Hi everyone. I missed another thing, the fear of death/disease also adds to my stress. I am and was always against psych drugs, I had seen many videos how they affect the human body and brain, much before starting a benzo. I was so scared when I learnt about it. And all this I knew before I popped the pill. 

And you all would wonder how this idiot still went ahead to take a benzo. Ya because I was down with Dengue and I was restless(usual restlessness caused after weakness) when my mother tried every possible way to give me a benzo. I was very weak and didn't had the energy to understand or argue, I thought I would take it for a week and tell her that it was causing damage. I didn't knew anything about benzos. I took it for a week and when I stopped it I started getting heart attack like symptoms. It was like real heart strokes. I never ever experienced before. I don't exactly remember but I probably took benzos after that too and stopped again. And the symptoms went wildfire. And to save my life I couldn't think of anything than to follow the advice of the doctor who pushed benzos and AD aggressively.

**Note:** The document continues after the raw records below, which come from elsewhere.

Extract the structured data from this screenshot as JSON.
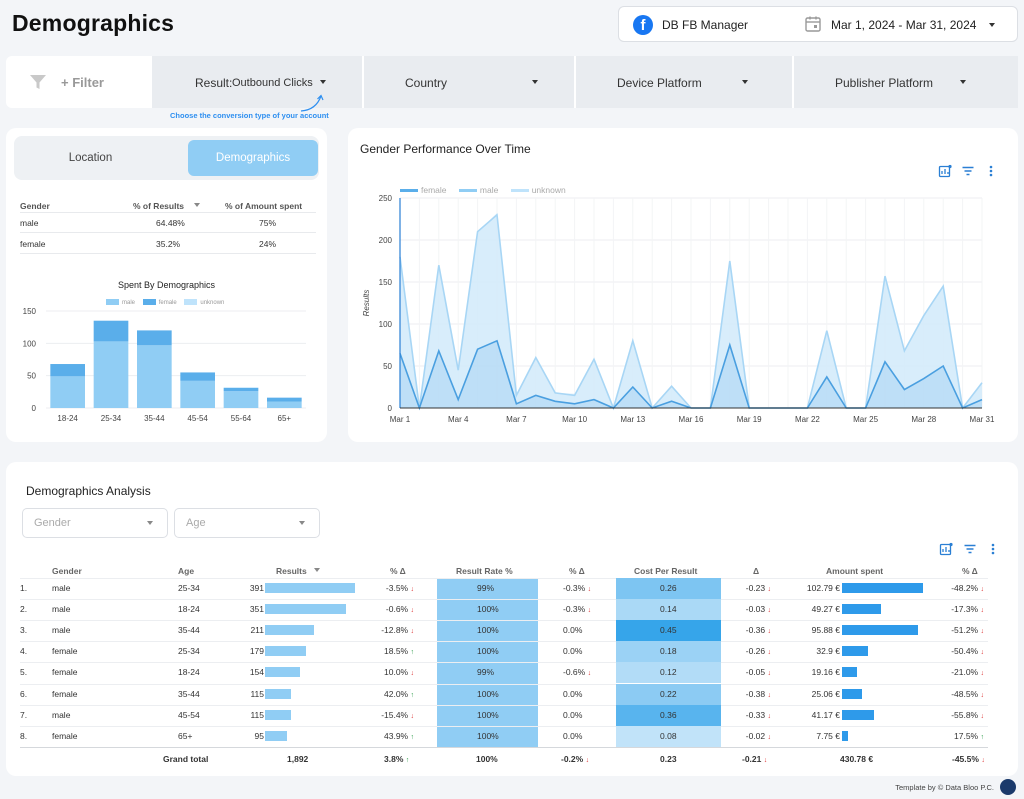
{
  "page": {
    "title": "Demographics"
  },
  "account": {
    "name": "DB FB Manager",
    "date_range": "Mar 1, 2024 - Mar 31, 2024"
  },
  "filters": {
    "add_label": "+ Filter",
    "result_prefix": "Result:",
    "result_value": "Outbound Clicks",
    "country": "Country",
    "device": "Device Platform",
    "publisher": "Publisher Platform",
    "hint": "Choose the conversion type of your account"
  },
  "tabs": {
    "location": "Location",
    "demographics": "Demographics"
  },
  "gender_table": {
    "headers": [
      "Gender",
      "% of Results",
      "% of Amount spent"
    ],
    "rows": [
      {
        "gender": "male",
        "results": "64.48%",
        "spent": "75%"
      },
      {
        "gender": "female",
        "results": "35.2%",
        "spent": "24%"
      }
    ]
  },
  "colors": {
    "male": "#90cdf4",
    "female": "#5aaeea",
    "unknown": "#bfe3fb",
    "accent": "#2e8ff0"
  },
  "chart_data": [
    {
      "type": "bar",
      "title": "Spent By Demographics",
      "categories": [
        "18-24",
        "25-34",
        "35-44",
        "45-54",
        "55-64",
        "65+"
      ],
      "series": [
        {
          "name": "male",
          "values": [
            49,
            103,
            97,
            42,
            26,
            10
          ]
        },
        {
          "name": "female",
          "values": [
            19,
            32,
            23,
            13,
            5,
            6
          ]
        },
        {
          "name": "unknown",
          "values": [
            0,
            0,
            0,
            0,
            1,
            0
          ]
        }
      ],
      "stacked": true,
      "ylim": [
        0,
        150
      ],
      "yticks": [
        0,
        50,
        100,
        150
      ],
      "legend": "top"
    },
    {
      "type": "area",
      "title": "Gender Performance Over Time",
      "ylabel": "Results",
      "x": [
        1,
        2,
        3,
        4,
        5,
        6,
        7,
        8,
        9,
        10,
        11,
        12,
        13,
        14,
        15,
        16,
        17,
        18,
        19,
        20,
        21,
        22,
        23,
        24,
        25,
        26,
        27,
        28,
        29,
        30,
        31
      ],
      "xticks": [
        "Mar 1",
        "Mar 4",
        "Mar 7",
        "Mar 10",
        "Mar 13",
        "Mar 16",
        "Mar 19",
        "Mar 22",
        "Mar 25",
        "Mar 28",
        "Mar 31"
      ],
      "ylim": [
        0,
        250
      ],
      "yticks": [
        0,
        50,
        100,
        150,
        200,
        250
      ],
      "stacked": true,
      "series": [
        {
          "name": "female",
          "values": [
            65,
            0,
            68,
            10,
            70,
            80,
            5,
            15,
            8,
            5,
            10,
            0,
            25,
            0,
            8,
            0,
            0,
            75,
            0,
            0,
            0,
            0,
            37,
            0,
            0,
            55,
            22,
            35,
            50,
            0,
            10
          ]
        },
        {
          "name": "male",
          "values": [
            115,
            0,
            102,
            35,
            140,
            150,
            10,
            45,
            10,
            10,
            48,
            0,
            55,
            0,
            18,
            0,
            0,
            100,
            0,
            0,
            0,
            0,
            55,
            0,
            0,
            102,
            46,
            75,
            95,
            0,
            20
          ]
        },
        {
          "name": "unknown",
          "values": [
            0,
            0,
            0,
            0,
            0,
            2,
            1,
            0,
            0,
            2,
            0,
            0,
            0,
            0,
            0,
            0,
            0,
            0,
            0,
            0,
            0,
            0,
            0,
            0,
            0,
            0,
            0,
            0,
            0,
            0,
            0
          ]
        }
      ],
      "legend": "top-left"
    }
  ],
  "analysis": {
    "title": "Demographics Analysis",
    "gender_placeholder": "Gender",
    "age_placeholder": "Age",
    "headers": [
      "Gender",
      "Age",
      "Results",
      "% Δ",
      "Result Rate %",
      "% Δ",
      "Cost Per Result",
      "Δ",
      "Amount spent",
      "% Δ"
    ],
    "rows": [
      {
        "n": "1.",
        "gender": "male",
        "age": "25-34",
        "results": 391,
        "results_d": "-3.5%",
        "results_dir": "down",
        "rate": "99%",
        "rate_d": "-0.3%",
        "rate_dir": "down",
        "cpr": "0.26",
        "cpr_v": 0.26,
        "cpr_d": "-0.23",
        "cpr_dir": "down",
        "spent": "102.79 €",
        "spent_v": 102.79,
        "spent_d": "-48.2%",
        "spent_dir": "down"
      },
      {
        "n": "2.",
        "gender": "male",
        "age": "18-24",
        "results": 351,
        "results_d": "-0.6%",
        "results_dir": "down",
        "rate": "100%",
        "rate_d": "-0.3%",
        "rate_dir": "down",
        "cpr": "0.14",
        "cpr_v": 0.14,
        "cpr_d": "-0.03",
        "cpr_dir": "down",
        "spent": "49.27 €",
        "spent_v": 49.27,
        "spent_d": "-17.3%",
        "spent_dir": "down"
      },
      {
        "n": "3.",
        "gender": "male",
        "age": "35-44",
        "results": 211,
        "results_d": "-12.8%",
        "results_dir": "down",
        "rate": "100%",
        "rate_d": "0.0%",
        "rate_dir": "",
        "cpr": "0.45",
        "cpr_v": 0.45,
        "cpr_d": "-0.36",
        "cpr_dir": "down",
        "spent": "95.88 €",
        "spent_v": 95.88,
        "spent_d": "-51.2%",
        "spent_dir": "down"
      },
      {
        "n": "4.",
        "gender": "female",
        "age": "25-34",
        "results": 179,
        "results_d": "18.5%",
        "results_dir": "up",
        "rate": "100%",
        "rate_d": "0.0%",
        "rate_dir": "",
        "cpr": "0.18",
        "cpr_v": 0.18,
        "cpr_d": "-0.26",
        "cpr_dir": "down",
        "spent": "32.9 €",
        "spent_v": 32.9,
        "spent_d": "-50.4%",
        "spent_dir": "down"
      },
      {
        "n": "5.",
        "gender": "female",
        "age": "18-24",
        "results": 154,
        "results_d": "10.0%",
        "results_dir": "down",
        "rate": "99%",
        "rate_d": "-0.6%",
        "rate_dir": "down",
        "cpr": "0.12",
        "cpr_v": 0.12,
        "cpr_d": "-0.05",
        "cpr_dir": "down",
        "spent": "19.16 €",
        "spent_v": 19.16,
        "spent_d": "-21.0%",
        "spent_dir": "down"
      },
      {
        "n": "6.",
        "gender": "female",
        "age": "35-44",
        "results": 115,
        "results_d": "42.0%",
        "results_dir": "up",
        "rate": "100%",
        "rate_d": "0.0%",
        "rate_dir": "",
        "cpr": "0.22",
        "cpr_v": 0.22,
        "cpr_d": "-0.38",
        "cpr_dir": "down",
        "spent": "25.06 €",
        "spent_v": 25.06,
        "spent_d": "-48.5%",
        "spent_dir": "down"
      },
      {
        "n": "7.",
        "gender": "male",
        "age": "45-54",
        "results": 115,
        "results_d": "-15.4%",
        "results_dir": "down",
        "rate": "100%",
        "rate_d": "0.0%",
        "rate_dir": "",
        "cpr": "0.36",
        "cpr_v": 0.36,
        "cpr_d": "-0.33",
        "cpr_dir": "down",
        "spent": "41.17 €",
        "spent_v": 41.17,
        "spent_d": "-55.8%",
        "spent_dir": "down"
      },
      {
        "n": "8.",
        "gender": "female",
        "age": "65+",
        "results": 95,
        "results_d": "43.9%",
        "results_dir": "up",
        "rate": "100%",
        "rate_d": "0.0%",
        "rate_dir": "",
        "cpr": "0.08",
        "cpr_v": 0.08,
        "cpr_d": "-0.02",
        "cpr_dir": "down",
        "spent": "7.75 €",
        "spent_v": 7.75,
        "spent_d": "17.5%",
        "spent_dir": "up"
      }
    ],
    "total": {
      "label": "Grand total",
      "results": "1,892",
      "results_d": "3.8%",
      "results_dir": "up",
      "rate": "100%",
      "rate_d": "-0.2%",
      "rate_dir": "down",
      "cpr": "0.23",
      "cpr_d": "-0.21",
      "cpr_dir": "down",
      "spent": "430.78 €",
      "spent_d": "-45.5%",
      "spent_dir": "down"
    }
  },
  "footer": "Template by © Data Bloo P.C."
}
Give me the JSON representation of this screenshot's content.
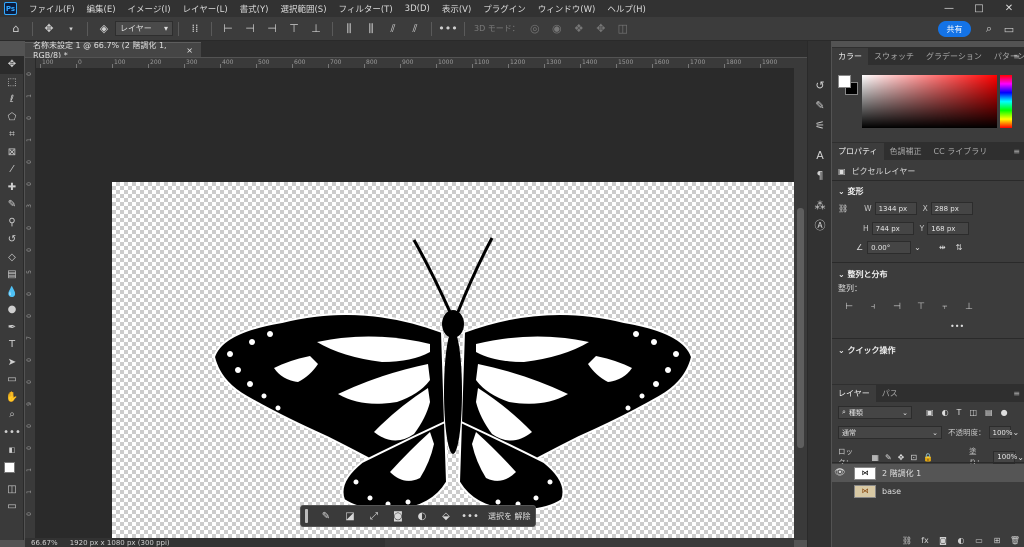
{
  "app": {
    "logo_text": "Ps"
  },
  "menu": [
    "ファイル(F)",
    "編集(E)",
    "イメージ(I)",
    "レイヤー(L)",
    "書式(Y)",
    "選択範囲(S)",
    "フィルター(T)",
    "3D(D)",
    "表示(V)",
    "プラグイン",
    "ウィンドウ(W)",
    "ヘルプ(H)"
  ],
  "window_controls": {
    "minimize": "—",
    "maximize": "□",
    "close": "✕"
  },
  "options_bar": {
    "auto_select_value": "レイヤー",
    "mode_3d_label": "3D モード：",
    "share_label": "共有"
  },
  "document": {
    "tab_title": "名称未設定 1 @ 66.7% (2 階調化 1, RGB/8) *",
    "tab_close": "×"
  },
  "ruler": {
    "top_labels": [
      "100",
      "0",
      "100",
      "200",
      "300",
      "400",
      "500",
      "600",
      "700",
      "800",
      "900",
      "1000",
      "1100",
      "1200",
      "1300",
      "1400",
      "1500",
      "1600",
      "1700",
      "1800",
      "1900",
      "2000"
    ],
    "left_labels": [
      "0",
      "1",
      "0",
      "1",
      "0",
      "0",
      "3",
      "0",
      "0",
      "5",
      "0",
      "0",
      "7",
      "0",
      "0",
      "9",
      "0",
      "0",
      "1",
      "1",
      "0"
    ]
  },
  "taskbar": {
    "deselect_label": "選択を 解除"
  },
  "status": {
    "zoom": "66.67%",
    "doc_info": "1920 px x 1080 px (300 ppi)"
  },
  "color_panel": {
    "tabs": [
      "カラー",
      "スウォッチ",
      "グラデーション",
      "パターン"
    ],
    "foreground": "#ffffff",
    "background": "#000000"
  },
  "properties_panel": {
    "tabs": [
      "プロパティ",
      "色調補正",
      "CC ライブラリ"
    ],
    "layer_type": "ピクセルレイヤー",
    "transform_heading": "変形",
    "w_label": "W",
    "w_value": "1344 px",
    "x_label": "X",
    "x_value": "288 px",
    "h_label": "H",
    "h_value": "744 px",
    "y_label": "Y",
    "y_value": "168 px",
    "angle_value": "0.00°",
    "align_heading": "整列と分布",
    "align_label": "整列：",
    "more": "•••",
    "quick_heading": "クイック操作"
  },
  "layers_panel": {
    "tabs": [
      "レイヤー",
      "パス"
    ],
    "kind_filter": "種類",
    "blend_mode": "通常",
    "opacity_label": "不透明度：",
    "opacity_value": "100%",
    "lock_label": "ロック：",
    "fill_label": "塗り：",
    "fill_value": "100%",
    "layers": [
      {
        "name": "2 階調化 1",
        "visible": true,
        "selected": true
      },
      {
        "name": "base",
        "visible": false,
        "selected": false
      }
    ],
    "footer_icons": [
      "link-icon",
      "fx-icon",
      "mask-icon",
      "adjustment-icon",
      "group-icon",
      "new-layer-icon",
      "trash-icon"
    ]
  }
}
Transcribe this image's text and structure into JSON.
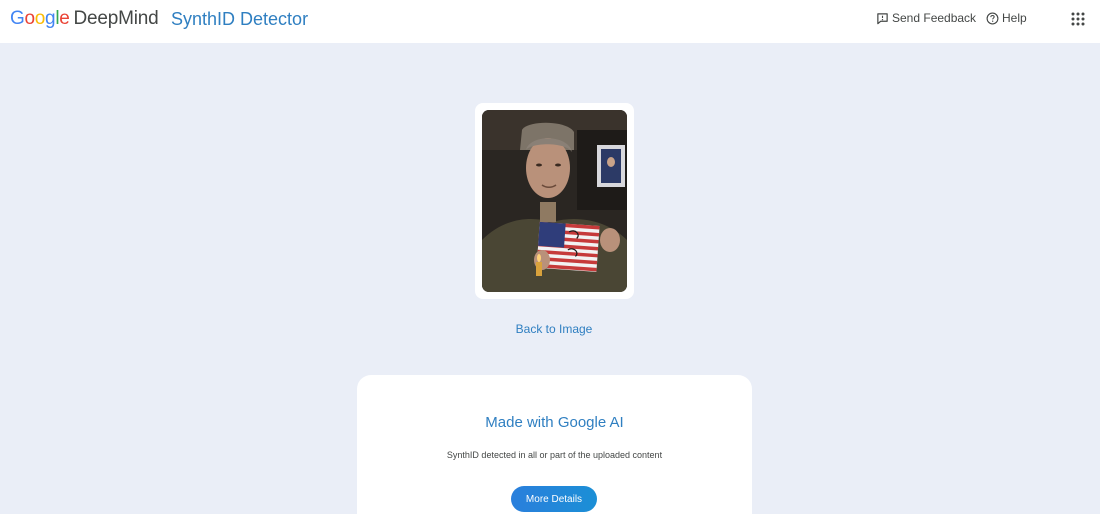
{
  "header": {
    "brand_google_letters": [
      {
        "char": "G",
        "color": "#4285F4"
      },
      {
        "char": "o",
        "color": "#EA4335"
      },
      {
        "char": "o",
        "color": "#FBBC05"
      },
      {
        "char": "g",
        "color": "#4285F4"
      },
      {
        "char": "l",
        "color": "#34A853"
      },
      {
        "char": "e",
        "color": "#EA4335"
      }
    ],
    "brand_deepmind": "DeepMind",
    "product_title": "SynthID Detector",
    "send_feedback_label": "Send Feedback",
    "help_label": "Help",
    "icons": {
      "feedback": "feedback-icon",
      "help": "help-icon",
      "apps": "apps-grid-icon"
    }
  },
  "preview": {
    "image_icon": "uploaded-photo"
  },
  "back_link_label": "Back to Image",
  "result": {
    "title": "Made with Google AI",
    "description": "SynthID detected in all or part of the uploaded content",
    "button_label": "More Details"
  },
  "colors": {
    "accent": "#2f7fc1",
    "button": "#2a7fdc",
    "background": "#eaeef7"
  }
}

And that's how it all started. I took it for 4 years and didn't knew that all these symptoms were benzos in the back, untill one day I tried to stop it and I felt that the hell I had experienced so far was heaven in comparison to this. Some how I stumbled upon BB and found a right taper method. I tapered both benzo (ETIZOLAM 0.5) and SSRI (PAXIL 12.5) parallelly for 15 months and got off on August 2022. 

Many symptoms went away but what didn't leave was what I described above. In the midst of intense suffering I realized what life is all about and what possibility it holds. I can see clearly how me and others around me who seem so successful are just wasting life. And the saddest part is I can see it and do nothing about it. Desire of happiness or pleasure is also an impediment to our freedom, but the feeling of normalcy is like the short rejuvenation you get before starting a new round in boxing. You just need it, you cannot just keep running without water all the time. 

Tbh I have lost all hope of getting better from here, but what these drugs has shown me could have never ever be revealed by the ways the society functions.